Recently an article appeared in the Richmond Times-Dispatch that ushered me back to September 1965. I was driving from Lebanon, New Jersey to Knoxville, Tennessee to enter the University of Tennessee. I had come to the realization that I couldn’t make it as a baseball player and figured I had best decide what to do with my future profession.
I loved construction–especially road construction. The short-term satisfaction of working on the Interstate Highway system was fulfilling. I liked it. I had worked on Interstate 78 and 287-pretty cool. In the midst of my second year at East Stroudsburg State Teachers college, I realized I didn’t want to teach. I had been pursuing a Physical Education curriculum but didn’t see that as satisfying for my future. If I couldn’t play professional sports I didn’t want to be constantly reminded of it. Chalk it up to ignorant youth.
Besides the realization that professional sports were not in my future, there was another factor–I was in the midst of a tumultuous love relationship. I did love the girl and figured if I stayed at Stroudsburg I would end up married pretty quickly. Hell, I wasn’t mature enough to take care of myself, let alone a family. Thankfully I did realize that and acted on it. Marriage and Bob at the age of 20 would have been a disaster.
With that in mind, I wanted to see if any university, with a Civil Engineering program, would allow me to transfer. I had always been fascinated by Tennessee and its History. Maybe Davey Crockett had something to do with it. I had originally been accepted at Memphis State, but my parents and guidance counselor agreed that Bobby might go astray that far from home. To them, I was only interested in sports, girls, and trouble. Well, the Big Orange, UT, accepted me for their Engineering program and I would start there in the fall of 65.
It would be my first solo drive over a 100 miles from New Jersey. Back then I81 was under construction and traversing through Virginia took hours jumping back and forth between Rt.#11 and I81. After getting through Harrisburg and the maize called Rt.#22 I picked up a couple of hitch-hikers(you could do that then). They rode with me for hours until somewhere around Roanoke. I dropped them off and continued on to the tri-cities of Virginia and Tennessee, (Bristol, Kingsport, Johnson City), where I was introduced to the death road known as Rt.#11, West. There was no I#40 then.
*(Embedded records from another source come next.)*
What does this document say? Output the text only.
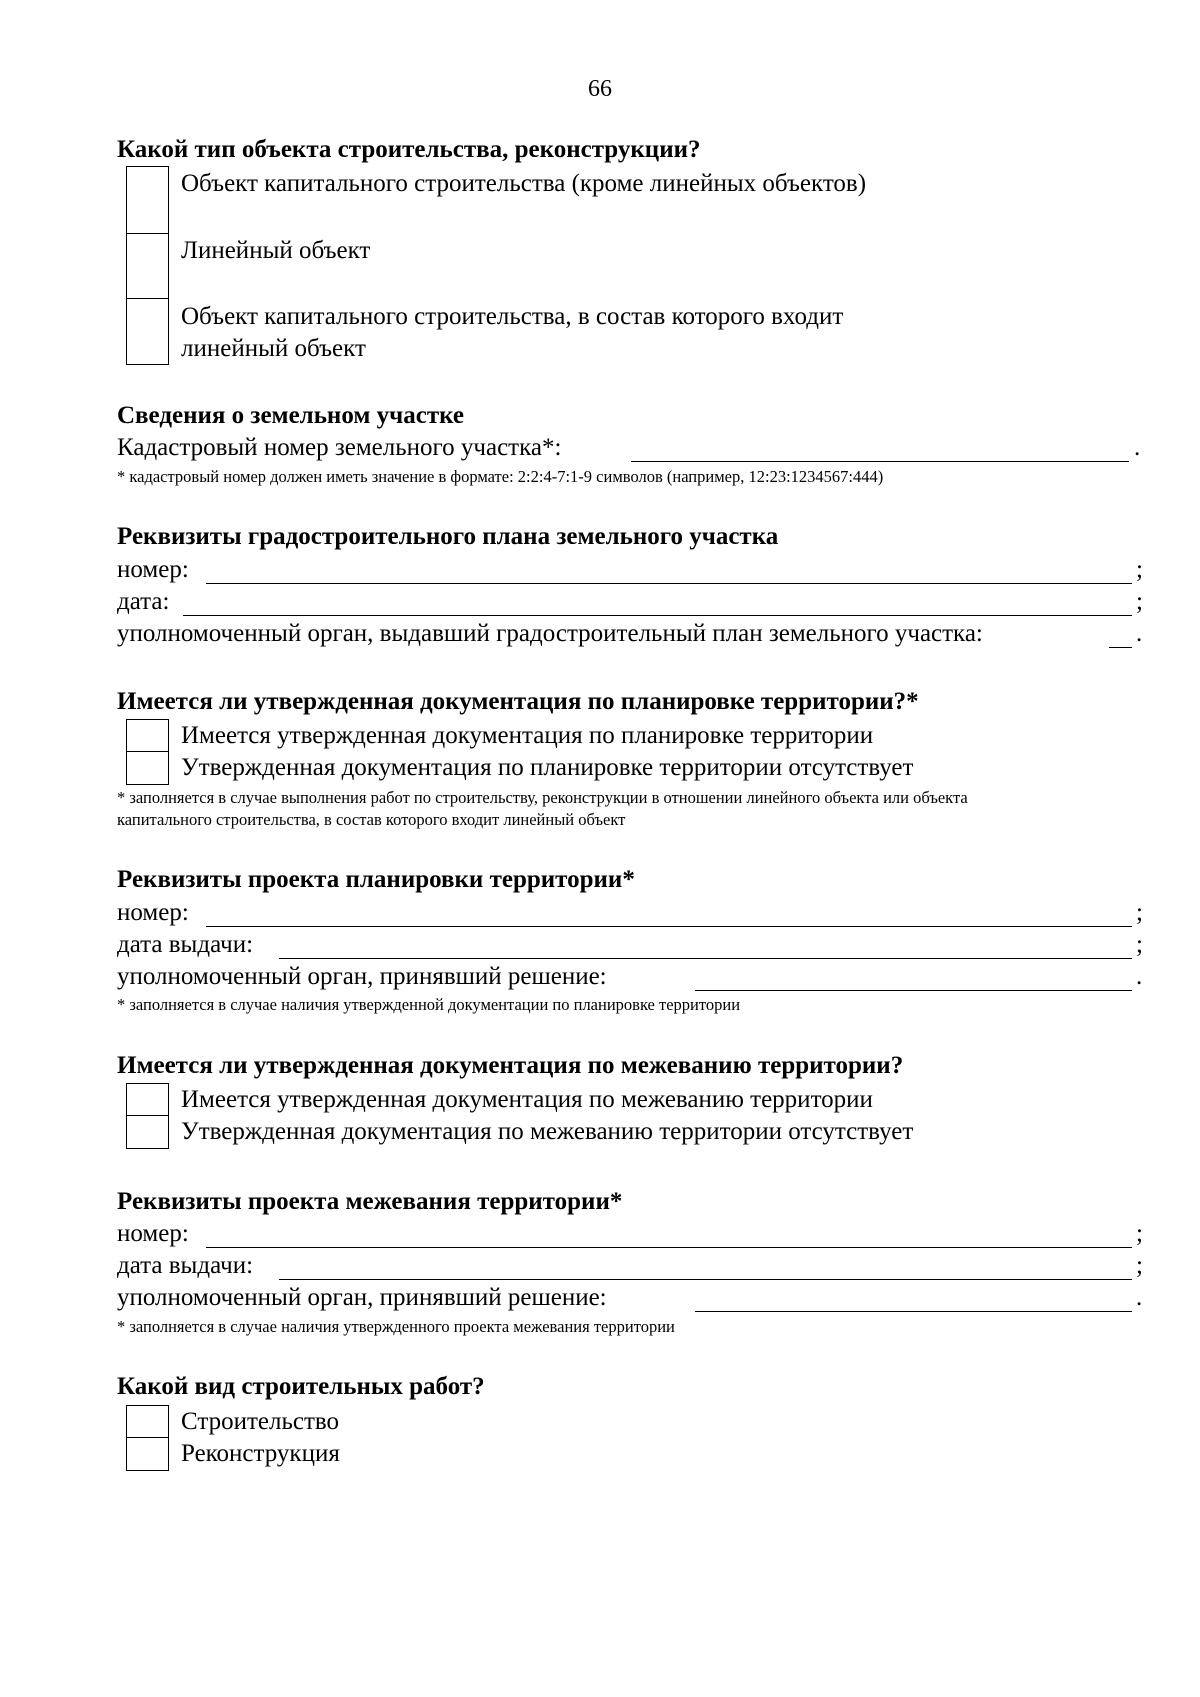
66
Какой тип объекта строительства, реконструкции?
Объект капитального строительства (кроме линейных объектов)
Линейный объект
Объект капитального строительства, в состав которого входит
линейный объект
Сведения о земельном участке
Кадастровый номер земельного участка*:	.
* кадастровый номер должен иметь значение в формате: 2:2:4-7:1-9 символов (например, 12:23:1234567:444)
Реквизиты градостроительного плана земельного участка
номер:	;
дата:	;
уполномоченный орган, выдавший градостроительный план земельного участка:	.
Имеется ли утвержденная документация по планировке территории?*
Имеется утвержденная документация по планировке территории
Утвержденная документация по планировке территории отсутствует
* заполняется в случае выполнения работ по строительству, реконструкции в отношении линейного объекта или объекта
капитального строительства, в состав которого входит линейный объект
Реквизиты проекта планировки территории*
номер:	;
дата выдачи:	;
уполномоченный орган, принявший решение:	.
* заполняется в случае наличия утвержденной документации по планировке территории
Имеется ли утвержденная документация по межеванию территории?
Имеется утвержденная документация по межеванию территории
Утвержденная документация по межеванию территории отсутствует
Реквизиты проекта межевания территории*
номер:	;
дата выдачи:	;
уполномоченный орган, принявший решение:	.
* заполняется в случае наличия утвержденного проекта межевания территории
Какой вид строительных работ?
Строительство
Реконструкция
Upon arriving in Knoxville and getting to UT anxiety set in. I was put up overnight as there was no student housing available. The next day they sent me to a rental house and I moved in. While I had some reservations, I was still 20 years old, cocky, confident, and probably a little full of myself. With that in mind, I went to the mixer for incoming students and there was confronted head-on with the lingering effects of the Civil War.
I had been raised naively it would turn out to believe there was only 1 United States. I was to find out that wasn’t the case. Upon asking a great looking woman to dance and entering a conversation, I found out I was a GD Yankee. I made the mistake of saying I thought that war was over and she bluntly told me–not here. Whoa, was I taken back. Raised in New Jersey, you may have studied Gettysburg, but nothing in-depth about the war accept slavery. Was I in for a rude awakening? That is a whole other story.
I labored under the fact that I was a Yankee in Tennessee until 30 years later, upon visiting UT, I happened on a historic marker stating that “The Hill” was protected by Federal Troops during General Longstreet’s siege of Knoxville in November of 1863. Are you kidding me? UT had sided with the North. I couldn’t believe it.
Today, August 12th, 2018 I learned that East Tennesse was totally pro-Union and had tried to split off from Western Tennessee and stay in the union. It was eerily similar to how West Virginia became a state. The Tennessee government wouldn’t approve of it. To say this made for contentious relationships during the Civil War would be an understatement. Underscored by the inclusion of one of the worst Presidents this country ever had, as the Vice Presidential choice of Abraham Lincoln-Andrew Johnson.
This was my introduction to the issue that still confronts this nation today–North-South, Black and White. A topic for other journeys.